If the game of marketing was about owning as many brands as possible, GM
would win hands down. It currently owns 12, from Cadillac and Hummer to
Saab and Opel - and, lest we or GM forget, Vauxhall. Unfortunately, the
overriding rule of brand architecture is that less is very much more,
and it is suffering from all the classic ailments of a company with too
many brands.

GM is struggling to make the marketing investments necessary to maintain
brand equity and generate sales. This may seem curious, given that it
spent more than $4bn (ú2.2bn) on advertising in the US last year alone,
but once you share that amount between 11 marques and more than 80
different models, the budgets for each begin to look much less generous
- especially when you are competing against more parsimonious brands,
including Toyota and Porsche, which have much leaner (and therefore much
more efficient) brand architecture.

GM has also become dangerously addicted to economies of scale at the
expense of brand differentiation. It is over-reliant on building
different branded vehicles from a shared platform. While this is an
excellent way to reduce development and production costs, it results in
ever-more homogeneous products and a rapid reduction in differentiation
and brand equity. The latest Pontiac Torrent, for example, is little
more than a rebadged version of the Chevrolet Equinox, and consumers
know it.

GM is also economising on front-of-house systems, with many dealerships
now merged into cost-efficient, but brand-killing, shared retail points.
Target segmentation and brand differentiation are being replaced by
cannibalisation and commodification as GM gradually destroys itself.

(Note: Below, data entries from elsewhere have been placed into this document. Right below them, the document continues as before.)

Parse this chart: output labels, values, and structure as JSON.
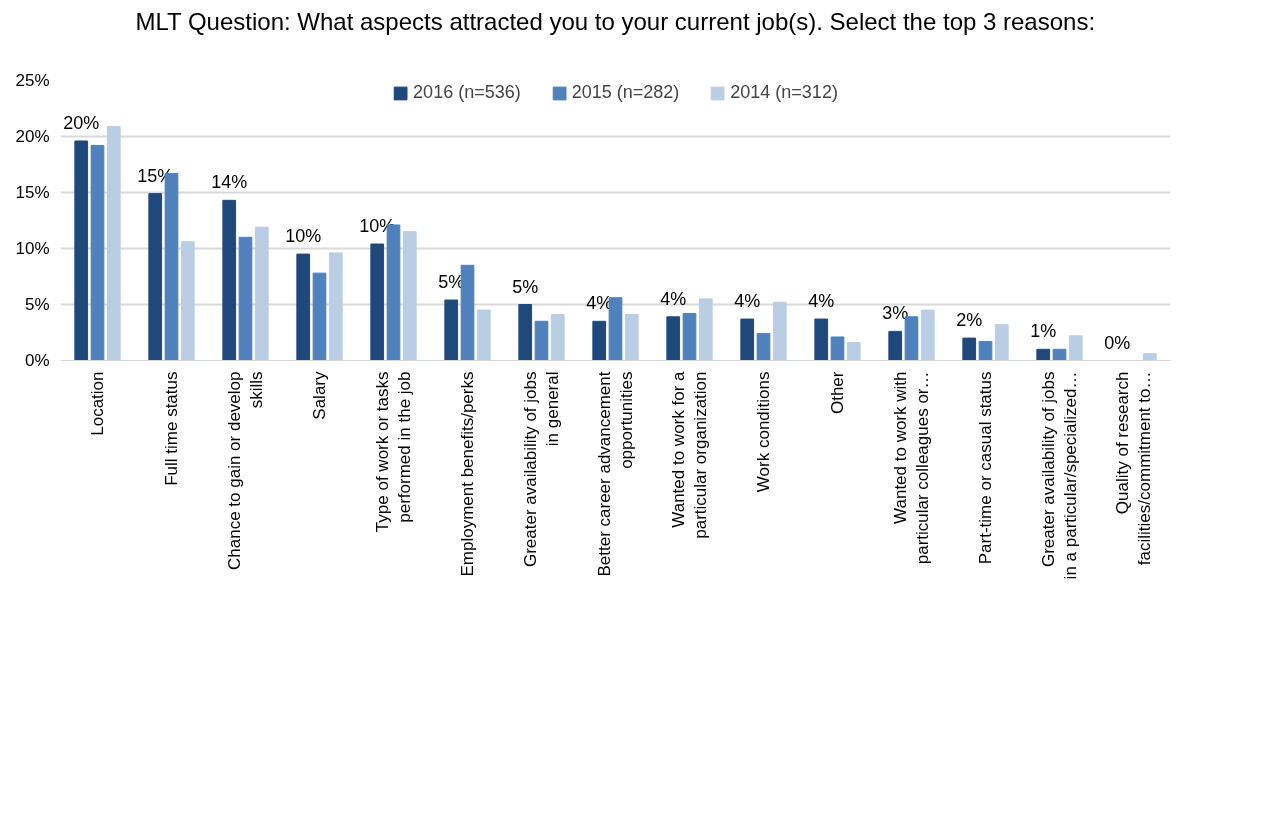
{
  "chart_data": {
    "type": "bar",
    "title": "MLT Question: What aspects attracted you to your current job(s). Select the top 3 reasons:",
    "categories": [
      "Location",
      "Full time status",
      "Chance to gain or develop\nskills",
      "Salary",
      "Type of work or tasks\nperformed in the job",
      "Employment benefits/perks",
      "Greater availability of jobs\nin general",
      "Better career advancement\nopportunities",
      "Wanted to work for a\nparticular organization",
      "Work conditions",
      "Other",
      "Wanted to work with\nparticular colleagues or…",
      "Part-time or casual status",
      "Greater availability of jobs\nin a particular/specialized…",
      "Quality of research\nfacilities/commitment to…"
    ],
    "series": [
      {
        "name": "2016 (n=536)",
        "color": "#1f497d",
        "values": [
          19.6,
          14.9,
          14.3,
          9.5,
          10.4,
          5.4,
          5.0,
          3.5,
          3.9,
          3.7,
          3.7,
          2.6,
          2.0,
          1.0,
          0
        ],
        "value_labels": [
          "20%",
          "15%",
          "14%",
          "10%",
          "10%",
          "5%",
          "5%",
          "4%",
          "4%",
          "4%",
          "4%",
          "3%",
          "2%",
          "1%",
          "0%"
        ]
      },
      {
        "name": "2015 (n=282)",
        "color": "#4f81bd",
        "values": [
          19.2,
          16.7,
          11.0,
          7.8,
          12.1,
          8.5,
          3.5,
          5.6,
          4.2,
          2.4,
          2.1,
          3.9,
          1.7,
          1.0,
          0
        ]
      },
      {
        "name": "2014 (n=312)",
        "color": "#b9cde5",
        "values": [
          20.9,
          10.6,
          11.9,
          9.6,
          11.5,
          4.5,
          4.1,
          4.1,
          5.5,
          5.2,
          1.6,
          4.5,
          3.2,
          2.2,
          0.6
        ]
      }
    ],
    "ylim": [
      0,
      25
    ],
    "yticks": [
      {
        "value": 0,
        "label": "0%"
      },
      {
        "value": 5,
        "label": "5%"
      },
      {
        "value": 10,
        "label": "10%"
      },
      {
        "value": 15,
        "label": "15%"
      },
      {
        "value": 20,
        "label": "20%"
      },
      {
        "value": 25,
        "label": "25%"
      }
    ],
    "grid": "y",
    "legend": "top"
  }
}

In a recent speech, GM vice-chairman Bob Lutz stated: 'We are not
discussing the elimination of any brands.' The great irony of GM's
plight is that a steadfast belief in maintaining every brand in its
portfolio results in the gradual destruction of them all. Lutz claims GM
'loves all its brands equally', but this is a mistake when it includes
corpse-like Pontiac and high-potential star brand Sa-turn. Brands are
not children; some of them must be killed to help others.

Vauxhall is a perfect illustration of what happens when a company has
too many brands spread too thinly. Its brand is as indistinct and
insipid as the cars it produces. What does Vauxhall have in terms of
brand equity? Nothing. Neglected, ignored, unimportant. The only good
thing about GM's ownership is it will take another couple of years for
the brand-addled management to realise they should close Vauxhall down -
or sell it to the Chinese.

GM's marketing supremo Mark LaNeve recently told BusinessWeek: '(Do) I
think we have too many brands? No, but we have to manage them a lot
better.' And therein lies his, and GM's, problem. The former is linked
to the latter, and one thing cannot be fixed without the other.
30 SECONDS ON ... GENERAL MOTORS

- GM is the world's biggest car maker in terms of sales. Founded in
1908, it is based in Detroit and has 327,000 employees, with
manufacturing facilities in 30 US states and 33 countries around the
world.

- Almost 9.2m GM trucks and cars were sold globally last year under the
Buick, Cadillac, Chevrolet, GMC, GM Daewoo, Holden, Hummer, Opel,
Pontiac, Saab, Saturn and Vauxhall brands.

- GM lost $10.6bn (ú5.7bn) last year. It is now axing 30,000 jobs,
closing 12 plants and raising cash by selling its shares in other firms
and subsidiaries.

- Last Friday, Kirk Kerkorian, whose Tracinda Corporation is GM's
third-biggest shareholder, proposed a global alliance with the
Renault-Nissan group; Carlos Ghosn, chief executive of Renault and
Nissan, is reported to be interested in acquiring a minority stake of up
to 10% in GM and including it in the Renault-Nissan partnership.